|Harper defence to Trial #2|
The Conservative leader refused to respond to direct questions whether Novak had his support and would remain involved in the ongoing election campaign.
“Once again, I am not going to cherry pick facts that are in dispute before a court,” Harper said, to the applause of Tory supporters at the campaign event.
He repeated his assertion that Duffy and Wright alone are the ones responsible for the controversy.
“These are the people responsible. They’ve been held accountable. That’s my judgment in how this matter should be handled,” he said.
Our prime minister, despite having been elected on a platform of bringing accountability to the government of Canada, has stubbornly set his sights on riding out this storm of outrage by concentrating on his talking points.
I wonder if his chief of staff, Rat Novak, helped him draft these talking points?
That would be ironic, because right now evidence has been submitted through emails to the Duffy trial that on the face of it indicate that the public statements by Conservative Party spokespersons are dead wrong about the degree of knowledge of the PM’s current chief of staff of the Wright payment of the Duffy expenses, and of the extent of Novak’s involvement in the planning and execution of a scheme designed to deceive the Canadian public.
There are two trials taking place.
One is in a court room, where Duffy faces 31 serious charges. There, he is being ably represented by barrister Donald Bayne, who is slowly and systematically shredding the state’s case. The state has relied primarily on one main witness to buttress its charge of bribery, but Nigel Wright is being taken apart, email by email, in the courtroom. As a result, the state’s ability to prove beyond a reasonable doubt – the standard required in criminal cases – is being badly damaged with each email discussion.
What is surprising is that the state has not called other witnesses to buttress its bribery charge. A handful of senior advisors and senators have been involved in the Duffy events. To salvage its chances, the crown will have to call as witnesses several of these, or face an acquittal of Duffy on the serious bribery charge.
The second trial is taking place in the court of public perception.
The standard of proof in this second trial is not the same as that in a criminal case. It is simply the common sense conclusions of ordinary Canadians as to who is telling the truth, who is not, who is involved in planning and carrying out a scheme to deceive the public, and who knew about that scheme.
It is also about the judgment of the prime minister, and his tolerance for those in his Prime Minister’s Office who planned and carried out a scheme to deceive the public.
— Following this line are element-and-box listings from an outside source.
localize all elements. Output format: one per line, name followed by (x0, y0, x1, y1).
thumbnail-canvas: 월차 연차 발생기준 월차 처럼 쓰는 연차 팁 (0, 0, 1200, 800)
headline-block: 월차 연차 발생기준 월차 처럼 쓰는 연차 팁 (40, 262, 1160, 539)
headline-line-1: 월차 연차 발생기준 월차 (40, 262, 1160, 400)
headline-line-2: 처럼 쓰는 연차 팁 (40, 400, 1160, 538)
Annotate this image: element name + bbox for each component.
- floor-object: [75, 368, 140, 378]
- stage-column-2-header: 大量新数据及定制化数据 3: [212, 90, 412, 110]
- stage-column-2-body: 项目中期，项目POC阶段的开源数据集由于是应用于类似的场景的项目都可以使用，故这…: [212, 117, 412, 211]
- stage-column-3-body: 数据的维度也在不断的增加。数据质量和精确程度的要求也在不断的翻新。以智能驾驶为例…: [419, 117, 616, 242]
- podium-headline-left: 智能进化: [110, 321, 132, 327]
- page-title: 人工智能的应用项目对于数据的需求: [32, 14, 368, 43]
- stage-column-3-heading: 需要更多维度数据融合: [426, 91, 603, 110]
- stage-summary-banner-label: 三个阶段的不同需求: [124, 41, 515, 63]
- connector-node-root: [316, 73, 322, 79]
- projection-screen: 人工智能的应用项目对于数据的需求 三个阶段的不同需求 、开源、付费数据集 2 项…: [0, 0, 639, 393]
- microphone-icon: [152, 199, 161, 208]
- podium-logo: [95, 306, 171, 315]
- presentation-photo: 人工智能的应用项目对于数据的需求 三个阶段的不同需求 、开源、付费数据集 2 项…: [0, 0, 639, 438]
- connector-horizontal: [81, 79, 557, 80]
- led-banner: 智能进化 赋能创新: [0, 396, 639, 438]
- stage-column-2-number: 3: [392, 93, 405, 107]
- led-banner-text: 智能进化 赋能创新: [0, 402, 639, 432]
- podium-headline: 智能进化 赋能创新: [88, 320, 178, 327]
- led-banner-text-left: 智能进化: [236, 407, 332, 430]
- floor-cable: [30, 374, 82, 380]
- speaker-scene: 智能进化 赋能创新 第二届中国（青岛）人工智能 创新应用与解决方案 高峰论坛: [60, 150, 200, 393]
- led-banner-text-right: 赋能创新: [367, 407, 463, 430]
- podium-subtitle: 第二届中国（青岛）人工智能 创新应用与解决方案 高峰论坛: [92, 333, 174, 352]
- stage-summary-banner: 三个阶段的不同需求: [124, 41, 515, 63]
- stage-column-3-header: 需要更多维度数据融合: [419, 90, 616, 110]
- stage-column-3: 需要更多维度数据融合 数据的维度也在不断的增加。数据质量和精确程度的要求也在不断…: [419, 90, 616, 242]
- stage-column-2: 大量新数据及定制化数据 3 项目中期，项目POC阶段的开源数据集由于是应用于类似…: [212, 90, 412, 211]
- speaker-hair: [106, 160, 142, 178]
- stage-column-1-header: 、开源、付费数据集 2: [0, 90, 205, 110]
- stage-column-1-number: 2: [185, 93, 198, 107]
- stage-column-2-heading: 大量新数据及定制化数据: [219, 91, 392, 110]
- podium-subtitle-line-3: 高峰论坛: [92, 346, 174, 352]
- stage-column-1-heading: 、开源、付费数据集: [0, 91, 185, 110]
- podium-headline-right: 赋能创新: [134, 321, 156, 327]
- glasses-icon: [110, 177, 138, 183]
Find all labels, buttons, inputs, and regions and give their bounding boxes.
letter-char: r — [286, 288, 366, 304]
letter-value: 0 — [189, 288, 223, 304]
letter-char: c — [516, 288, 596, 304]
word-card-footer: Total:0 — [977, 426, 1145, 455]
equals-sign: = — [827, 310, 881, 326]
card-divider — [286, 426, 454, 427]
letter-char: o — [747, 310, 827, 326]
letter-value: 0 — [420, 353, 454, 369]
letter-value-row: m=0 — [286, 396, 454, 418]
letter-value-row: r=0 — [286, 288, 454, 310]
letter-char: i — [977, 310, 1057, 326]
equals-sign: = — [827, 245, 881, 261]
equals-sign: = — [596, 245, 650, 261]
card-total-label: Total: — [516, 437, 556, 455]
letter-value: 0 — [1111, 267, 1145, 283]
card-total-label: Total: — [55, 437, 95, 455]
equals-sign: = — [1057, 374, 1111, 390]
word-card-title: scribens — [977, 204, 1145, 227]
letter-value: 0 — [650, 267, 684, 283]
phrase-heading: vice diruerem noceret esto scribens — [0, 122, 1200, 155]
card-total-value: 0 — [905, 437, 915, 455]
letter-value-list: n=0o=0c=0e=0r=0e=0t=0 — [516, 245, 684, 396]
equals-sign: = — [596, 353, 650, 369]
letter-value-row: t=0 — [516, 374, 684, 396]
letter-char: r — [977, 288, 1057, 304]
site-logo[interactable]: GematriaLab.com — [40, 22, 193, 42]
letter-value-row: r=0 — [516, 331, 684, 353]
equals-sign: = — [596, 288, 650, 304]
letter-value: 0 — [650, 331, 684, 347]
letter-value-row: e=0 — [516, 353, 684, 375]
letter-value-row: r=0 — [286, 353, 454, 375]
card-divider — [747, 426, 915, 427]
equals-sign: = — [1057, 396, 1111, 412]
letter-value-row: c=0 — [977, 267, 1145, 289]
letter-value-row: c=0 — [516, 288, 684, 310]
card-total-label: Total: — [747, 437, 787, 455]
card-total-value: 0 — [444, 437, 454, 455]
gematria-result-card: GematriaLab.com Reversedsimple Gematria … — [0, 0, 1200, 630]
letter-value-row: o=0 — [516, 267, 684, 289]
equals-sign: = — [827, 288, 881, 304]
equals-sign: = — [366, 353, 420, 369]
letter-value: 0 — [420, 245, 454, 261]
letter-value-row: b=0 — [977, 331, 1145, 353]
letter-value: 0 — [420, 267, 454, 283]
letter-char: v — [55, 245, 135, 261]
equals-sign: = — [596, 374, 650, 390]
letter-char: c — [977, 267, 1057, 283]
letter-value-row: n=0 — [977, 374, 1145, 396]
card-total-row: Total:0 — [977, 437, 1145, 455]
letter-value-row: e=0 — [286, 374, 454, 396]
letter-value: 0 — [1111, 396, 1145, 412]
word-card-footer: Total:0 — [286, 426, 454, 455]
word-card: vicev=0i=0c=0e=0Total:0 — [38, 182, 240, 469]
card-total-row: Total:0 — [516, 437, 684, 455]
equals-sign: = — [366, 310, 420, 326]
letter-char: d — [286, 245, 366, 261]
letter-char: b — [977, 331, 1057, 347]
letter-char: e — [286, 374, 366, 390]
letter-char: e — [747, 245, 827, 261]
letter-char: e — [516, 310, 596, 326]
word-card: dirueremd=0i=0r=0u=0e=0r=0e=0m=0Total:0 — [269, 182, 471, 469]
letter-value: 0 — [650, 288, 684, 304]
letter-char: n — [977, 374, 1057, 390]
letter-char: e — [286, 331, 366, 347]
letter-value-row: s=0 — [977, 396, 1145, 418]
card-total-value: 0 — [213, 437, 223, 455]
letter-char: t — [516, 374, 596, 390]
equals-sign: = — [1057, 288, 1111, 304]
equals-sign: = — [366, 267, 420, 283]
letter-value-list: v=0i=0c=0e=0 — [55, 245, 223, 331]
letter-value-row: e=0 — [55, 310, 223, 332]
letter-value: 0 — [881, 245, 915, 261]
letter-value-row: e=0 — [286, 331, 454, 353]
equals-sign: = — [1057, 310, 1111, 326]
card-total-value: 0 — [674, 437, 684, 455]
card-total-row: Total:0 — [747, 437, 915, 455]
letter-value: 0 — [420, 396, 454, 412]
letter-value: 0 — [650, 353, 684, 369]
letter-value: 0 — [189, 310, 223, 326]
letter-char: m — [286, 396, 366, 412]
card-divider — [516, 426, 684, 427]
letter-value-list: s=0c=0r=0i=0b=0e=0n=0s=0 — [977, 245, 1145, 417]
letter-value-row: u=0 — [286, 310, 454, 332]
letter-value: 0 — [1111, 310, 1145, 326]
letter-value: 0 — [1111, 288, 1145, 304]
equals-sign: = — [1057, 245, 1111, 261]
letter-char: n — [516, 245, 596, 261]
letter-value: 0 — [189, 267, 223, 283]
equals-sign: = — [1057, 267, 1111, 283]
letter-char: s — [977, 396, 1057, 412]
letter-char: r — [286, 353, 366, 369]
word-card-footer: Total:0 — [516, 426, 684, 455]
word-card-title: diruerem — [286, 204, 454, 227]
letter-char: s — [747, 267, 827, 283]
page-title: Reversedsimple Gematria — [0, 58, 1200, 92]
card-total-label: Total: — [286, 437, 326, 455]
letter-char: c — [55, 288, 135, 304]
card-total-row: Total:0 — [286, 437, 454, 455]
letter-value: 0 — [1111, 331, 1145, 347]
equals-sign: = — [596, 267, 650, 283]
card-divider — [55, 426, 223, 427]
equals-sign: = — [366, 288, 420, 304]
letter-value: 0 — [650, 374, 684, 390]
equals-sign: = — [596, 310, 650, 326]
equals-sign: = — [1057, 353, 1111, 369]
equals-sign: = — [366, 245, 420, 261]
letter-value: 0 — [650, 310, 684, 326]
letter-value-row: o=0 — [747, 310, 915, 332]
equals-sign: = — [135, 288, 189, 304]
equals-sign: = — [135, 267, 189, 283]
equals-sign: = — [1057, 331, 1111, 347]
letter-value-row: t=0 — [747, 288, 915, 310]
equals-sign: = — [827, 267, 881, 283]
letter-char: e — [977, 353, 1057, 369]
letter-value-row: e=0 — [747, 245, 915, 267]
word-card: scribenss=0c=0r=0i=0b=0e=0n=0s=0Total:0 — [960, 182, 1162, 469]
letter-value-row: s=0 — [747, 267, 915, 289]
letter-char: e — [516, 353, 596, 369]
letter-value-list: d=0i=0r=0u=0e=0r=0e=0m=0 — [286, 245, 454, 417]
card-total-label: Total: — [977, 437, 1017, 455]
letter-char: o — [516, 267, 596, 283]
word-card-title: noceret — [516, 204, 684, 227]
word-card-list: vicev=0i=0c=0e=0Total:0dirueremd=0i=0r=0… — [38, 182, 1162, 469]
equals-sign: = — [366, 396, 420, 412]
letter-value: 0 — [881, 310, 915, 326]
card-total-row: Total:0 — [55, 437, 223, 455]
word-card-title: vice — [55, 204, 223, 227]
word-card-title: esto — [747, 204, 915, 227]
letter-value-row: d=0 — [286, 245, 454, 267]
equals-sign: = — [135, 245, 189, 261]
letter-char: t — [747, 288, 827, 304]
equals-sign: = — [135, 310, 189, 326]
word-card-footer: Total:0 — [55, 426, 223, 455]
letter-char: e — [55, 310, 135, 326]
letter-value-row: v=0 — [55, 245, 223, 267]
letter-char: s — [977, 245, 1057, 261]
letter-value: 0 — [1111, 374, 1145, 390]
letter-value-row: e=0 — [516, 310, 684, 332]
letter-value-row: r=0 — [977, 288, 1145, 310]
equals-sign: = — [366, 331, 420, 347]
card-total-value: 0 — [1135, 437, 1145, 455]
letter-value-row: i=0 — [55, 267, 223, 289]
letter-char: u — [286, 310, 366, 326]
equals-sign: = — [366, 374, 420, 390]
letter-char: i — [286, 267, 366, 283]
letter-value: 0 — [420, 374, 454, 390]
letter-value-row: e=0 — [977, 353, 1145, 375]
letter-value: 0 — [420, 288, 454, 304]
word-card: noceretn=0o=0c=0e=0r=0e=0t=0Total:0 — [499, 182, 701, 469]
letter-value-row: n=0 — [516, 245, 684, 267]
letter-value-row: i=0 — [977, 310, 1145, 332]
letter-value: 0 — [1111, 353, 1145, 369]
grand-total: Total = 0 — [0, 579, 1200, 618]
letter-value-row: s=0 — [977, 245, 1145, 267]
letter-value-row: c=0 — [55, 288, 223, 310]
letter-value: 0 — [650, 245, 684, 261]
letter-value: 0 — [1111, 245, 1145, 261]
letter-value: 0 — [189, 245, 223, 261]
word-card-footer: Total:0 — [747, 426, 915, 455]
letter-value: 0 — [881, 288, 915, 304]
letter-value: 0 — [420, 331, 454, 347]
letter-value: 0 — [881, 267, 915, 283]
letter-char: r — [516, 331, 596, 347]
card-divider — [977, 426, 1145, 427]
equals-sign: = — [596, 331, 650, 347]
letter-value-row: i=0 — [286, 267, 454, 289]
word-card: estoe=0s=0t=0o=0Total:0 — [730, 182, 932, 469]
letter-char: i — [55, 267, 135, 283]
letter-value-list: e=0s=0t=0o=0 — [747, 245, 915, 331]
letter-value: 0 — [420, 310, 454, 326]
What does it say about a man who professes to be the best person to lead our country during tough economic times and in threat of further terror attacks, if he is reluctant to even consider whether he should be cleaning house? At the very least, he should be explaining why he is not distancing himself from those involved in planning and carrying out a scheme to deceive the public, interfere in a legitimate senate internal and external audit, and write scripts for others to use that are false.
Harper is badly misjudging this second trial, as his talking points quoted above show. He and his advisors seem to believe that he can avoid this trial by pretending that it does not exist.
There is a name for such a response: it is called the ostrich reaction. If you bury your head in the sand, then the reality of the world does not exist. At a later moment you can take your head out of the sand, and everything will not have happened.
Harper and the Conservatives are losing their chance to present a creditable case to the public regarding this second trial. They will pay a heavy price for this bad call.
Harper has advisors, who are supposed to handle what Wright quaintly calls ‘issue management’ but what ordinary Canadians might call something less positive.
|Harper and advisor Ray Novak|
Perhaps part of the problem is that some of those same advisors are still advising the prime minister, and have divided loyalties because their personal careers and reputations are now caught up in the second trial and the Duffy trial.
What does it say about the leadership competence of a man who continues to take advice from an advisor who might, according to statements by the harried and uncomfortable looking Conservative Party spokesperson, be involved in the cover up?
Is it not time for Harper to get a new team of advisors, who have had no connection with the Duffy scandal and the cover up, to give him unbiased advice?
If he does not change his approach to the second trial, Harper will be found guilty by ordinary Canadians by default. And that will be his legacy, despite his ten plus years in the highest office in the land.